The owner of a cheap neighborhood favorite will close his restaurant after 45 years in Park Slope and Prospect Heights, citing a landlord-tenant dispute fueled by a nearby sports arena.
Paul Haye, who runs Christie’s Jamaican Patties on Flatbush Avenue and Sterling Place, says he’ll close by January, claiming his landlord — who last spring welcomed embattled sports bar Prime 6 to the neighborhood — gave him the boot in order to collect higher rent from a new tenant, now that Barclays Center is closer to completion.
Then again, he might just be deliquent on rent, as the landlord, Lina Feng, countered in court documents.
“She’s trying to kick me out,” he said. “I don’t think it’s worth the stress; it’s killing me.
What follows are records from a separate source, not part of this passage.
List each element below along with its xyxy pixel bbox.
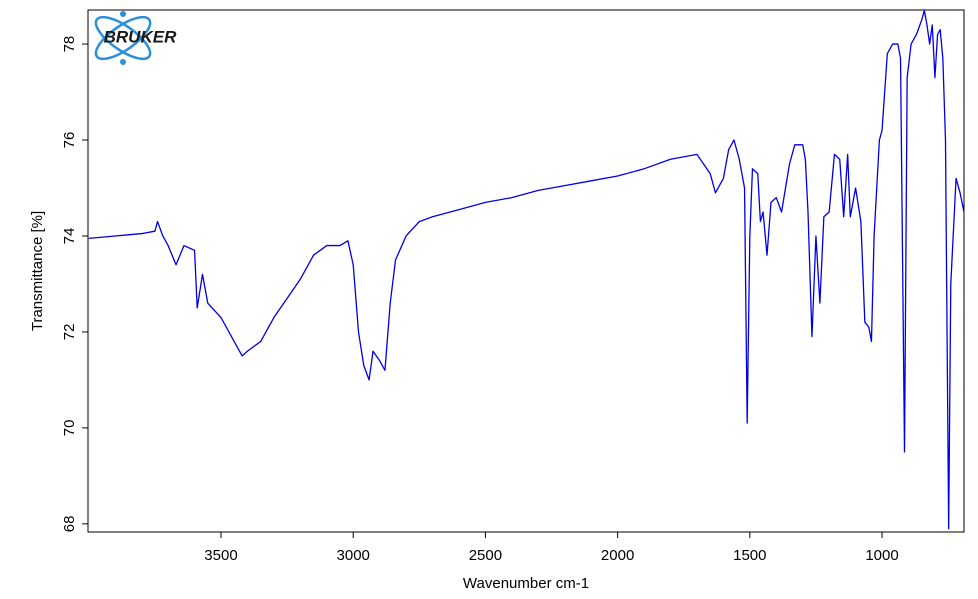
x-tick-label: 1500: [733, 547, 766, 564]
y-tick-label: 74: [61, 228, 78, 245]
x-tick-label: 2500: [469, 547, 502, 564]
x-tick-label: 2000: [601, 547, 634, 564]
logo-dot: [120, 59, 126, 65]
x-tick-label: 3500: [204, 547, 237, 564]
logo-text: BRUKER: [104, 27, 177, 46]
y-tick-label: 68: [61, 516, 78, 533]
x-tick-label: 1000: [865, 547, 898, 564]
logo-dot: [120, 11, 126, 17]
y-tick-label: 78: [61, 36, 78, 53]
logo-orbit: [94, 15, 152, 61]
plot-frame: [87, 9, 965, 533]
logo-orbit: [94, 15, 152, 61]
logo: BRUKER: [94, 11, 177, 65]
spectrum-line: [88, 9, 965, 530]
y-tick-label: 70: [61, 420, 78, 437]
y-axis-label: Transmittance [%]: [29, 211, 46, 331]
x-axis-label: Wavenumber cm-1: [463, 575, 589, 592]
x-tick-label: 3000: [337, 547, 370, 564]
y-tick-label: 76: [61, 132, 78, 149]
y-tick-label: 72: [61, 324, 78, 341]
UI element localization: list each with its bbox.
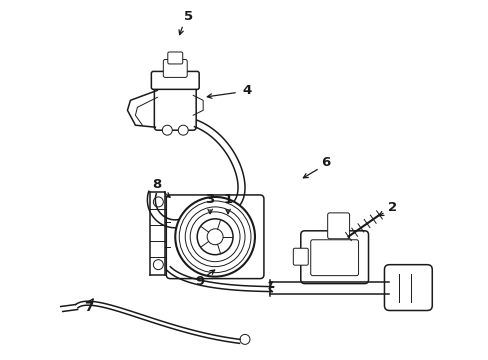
Text: 6: 6 xyxy=(321,156,329,168)
FancyBboxPatch shape xyxy=(300,231,368,284)
FancyBboxPatch shape xyxy=(166,195,264,279)
Circle shape xyxy=(178,125,188,135)
FancyBboxPatch shape xyxy=(327,213,349,239)
Text: 8: 8 xyxy=(152,179,162,192)
Circle shape xyxy=(153,197,163,207)
Text: 7: 7 xyxy=(84,301,93,314)
FancyBboxPatch shape xyxy=(154,80,196,130)
Circle shape xyxy=(153,260,163,270)
FancyBboxPatch shape xyxy=(151,71,199,89)
Circle shape xyxy=(207,229,223,245)
Text: 3: 3 xyxy=(205,193,214,206)
Circle shape xyxy=(240,334,249,345)
FancyBboxPatch shape xyxy=(163,59,187,77)
Text: 4: 4 xyxy=(242,84,251,97)
FancyBboxPatch shape xyxy=(384,265,431,310)
Text: 5: 5 xyxy=(183,10,192,23)
Text: 1: 1 xyxy=(223,193,232,206)
FancyBboxPatch shape xyxy=(310,240,358,276)
Circle shape xyxy=(197,219,233,255)
FancyBboxPatch shape xyxy=(167,52,183,64)
FancyBboxPatch shape xyxy=(293,248,307,265)
Text: 2: 2 xyxy=(387,201,396,215)
Text: 9: 9 xyxy=(195,275,204,288)
Circle shape xyxy=(175,197,254,276)
Circle shape xyxy=(162,125,172,135)
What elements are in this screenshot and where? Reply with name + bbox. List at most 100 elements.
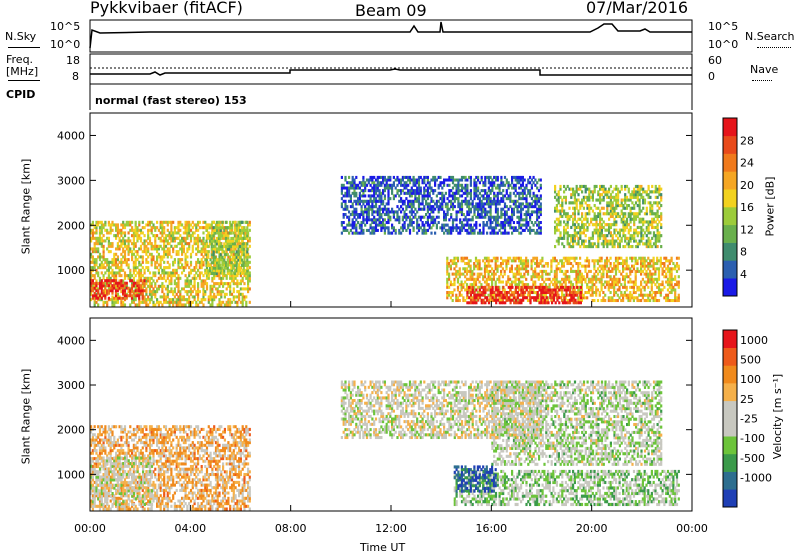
power-cell [620, 220, 623, 224]
power-cell [170, 234, 173, 238]
power-cell [627, 223, 630, 227]
power-cell [584, 214, 587, 219]
power-cell [184, 226, 187, 230]
power-cell [195, 247, 198, 251]
power-cell [647, 223, 650, 227]
power-cell [555, 239, 558, 243]
power-cell [170, 287, 173, 291]
power-cell [562, 262, 565, 266]
power-cell [122, 260, 125, 264]
power-cell [211, 220, 214, 224]
power-cell [599, 223, 602, 227]
power-cell [127, 286, 130, 290]
power-cell [220, 271, 223, 275]
power-cell [234, 239, 237, 243]
power-cell [535, 264, 539, 268]
power-cell [629, 272, 632, 276]
power-cell [412, 183, 415, 187]
power-cell [643, 262, 646, 266]
power-cell [611, 269, 614, 273]
power-cell [636, 190, 639, 194]
power-cell [558, 288, 561, 292]
power-cell [435, 205, 438, 209]
power-cell [342, 194, 345, 198]
power-cell [173, 268, 176, 272]
power-cell [546, 262, 549, 266]
power-cell [548, 277, 551, 281]
power-cell [570, 296, 573, 300]
power-cell [147, 247, 150, 251]
power-cell [247, 239, 250, 243]
power-cell [579, 285, 582, 289]
power-cell [666, 299, 670, 303]
power-cell [483, 267, 487, 271]
power-cell [487, 264, 490, 268]
power-cell [575, 201, 578, 205]
power-cell [207, 276, 210, 280]
power-cell [227, 260, 230, 264]
power-cell [410, 178, 413, 182]
power-cell [348, 223, 351, 227]
power-cell [541, 277, 544, 281]
power-cell [660, 217, 663, 221]
power-cell [106, 260, 109, 264]
power-cell [229, 290, 232, 294]
power-cell [355, 191, 358, 195]
power-cell [134, 260, 137, 264]
power-cell [425, 231, 428, 235]
power-cell [618, 245, 621, 249]
power-cell [191, 290, 194, 294]
power-cell [374, 191, 378, 195]
power-cell [225, 287, 228, 291]
power-cell [568, 245, 571, 249]
power-cell [584, 259, 587, 263]
power-cell [152, 226, 155, 230]
power-cell [107, 291, 110, 295]
power-cell [408, 194, 412, 198]
power-cell [656, 239, 659, 243]
power-cell [138, 223, 141, 227]
power-cell [523, 264, 526, 268]
power-cell [645, 228, 648, 232]
power-cell [173, 282, 176, 286]
power-cell [448, 291, 451, 295]
power-cell [491, 299, 494, 303]
power-cell [647, 299, 650, 303]
power-cell [606, 190, 609, 194]
power-cell [98, 279, 102, 283]
power-cell [602, 291, 605, 295]
power-cell [530, 262, 533, 266]
power-cell [555, 193, 558, 197]
power-cell [246, 253, 249, 257]
power-cell [141, 287, 144, 291]
power-cell [564, 272, 567, 276]
power-cell [417, 189, 421, 193]
power-cell [588, 212, 591, 216]
power-cell [246, 255, 249, 259]
power-cell [382, 175, 385, 179]
power-cell [629, 245, 632, 249]
power-cell [383, 197, 386, 201]
power-cell [482, 259, 485, 263]
power-cell [212, 226, 215, 230]
power-cell [358, 226, 361, 230]
power-cell [97, 236, 100, 240]
power-cell [512, 291, 515, 295]
power-cell [587, 280, 591, 284]
power-cell [602, 264, 605, 268]
power-cell [656, 201, 659, 205]
power-cell [246, 247, 249, 251]
power-cell [184, 274, 187, 278]
power-cell [658, 231, 661, 235]
power-cell [248, 266, 251, 270]
power-cell [494, 267, 497, 271]
power-cell [208, 242, 212, 246]
power-cell [382, 189, 385, 193]
power-cell [223, 250, 226, 254]
power-cell [237, 272, 240, 276]
power-cell [596, 277, 600, 281]
power-cell [401, 175, 404, 179]
power-cell [159, 263, 162, 267]
power-cell [627, 245, 630, 249]
power-cell [477, 293, 480, 297]
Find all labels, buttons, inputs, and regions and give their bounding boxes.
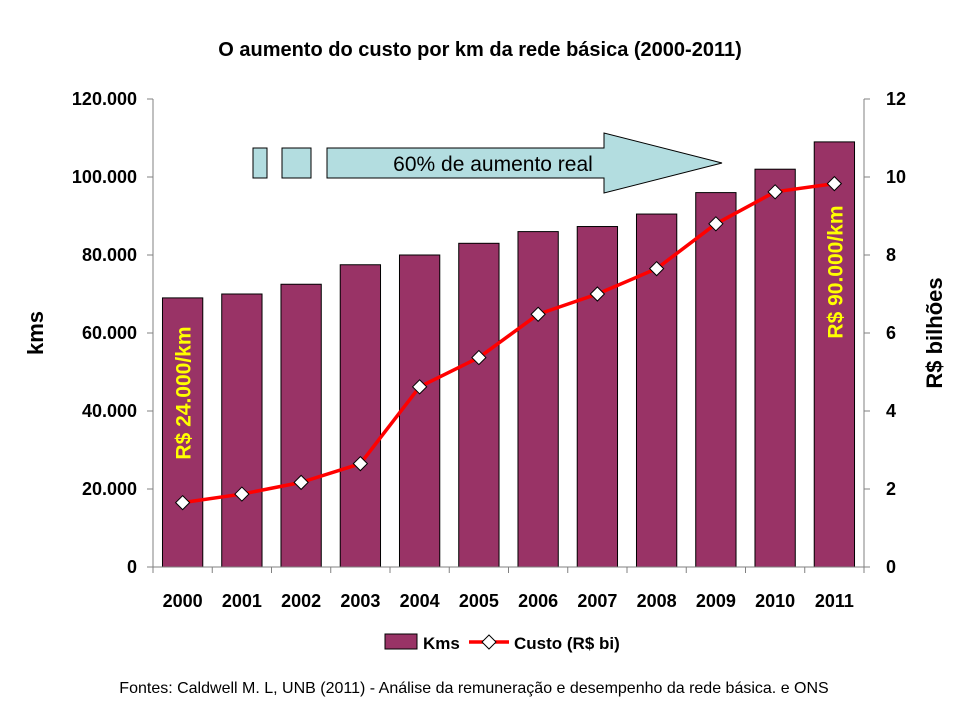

I’ve had so many sleepless nights.”
The dispute is the latest evidence that small businesses may have trouble staying open near the arena, where the Nets will play basketball next season (if there is a season).
Businesses owners in Fort Greene and north Park Slope also report that landlords have doubled rent, citing proximity to the arena in new real-estate ads.
Christie’s opened in 1966 across the street from its current location, offering the tasty pastries — which one online reviewer called “the best damn patties on the planet” — along with its famous coco bread to neighbors on the go.
A particularly popular item was the patty on coco bread, though there are few diets that would permit it.
In 2006, Haye reopened at its current location, then scored a write-up in the New York Times, a Manhattan newspaper, which called the patties “practically a meal in itself.”
Even today, hungry neighbors can still buy the flaky meat-filled treat for just $2.
Recently, however, business has slowed and Haye admitted to being two months late on rent. He said he tried to pay it — but the building owner then presented him with two bills totaling $20,000 for tax and late fees and then sued.
Feng — who had a high-profile battle with Royal Video several years ago — did not respond to calls seeking comment. A woman who answered her cellphone last Thursday would say only, “He owes her a lot of money” before hanging up.
Haye now says he’s considering opening elsewhere.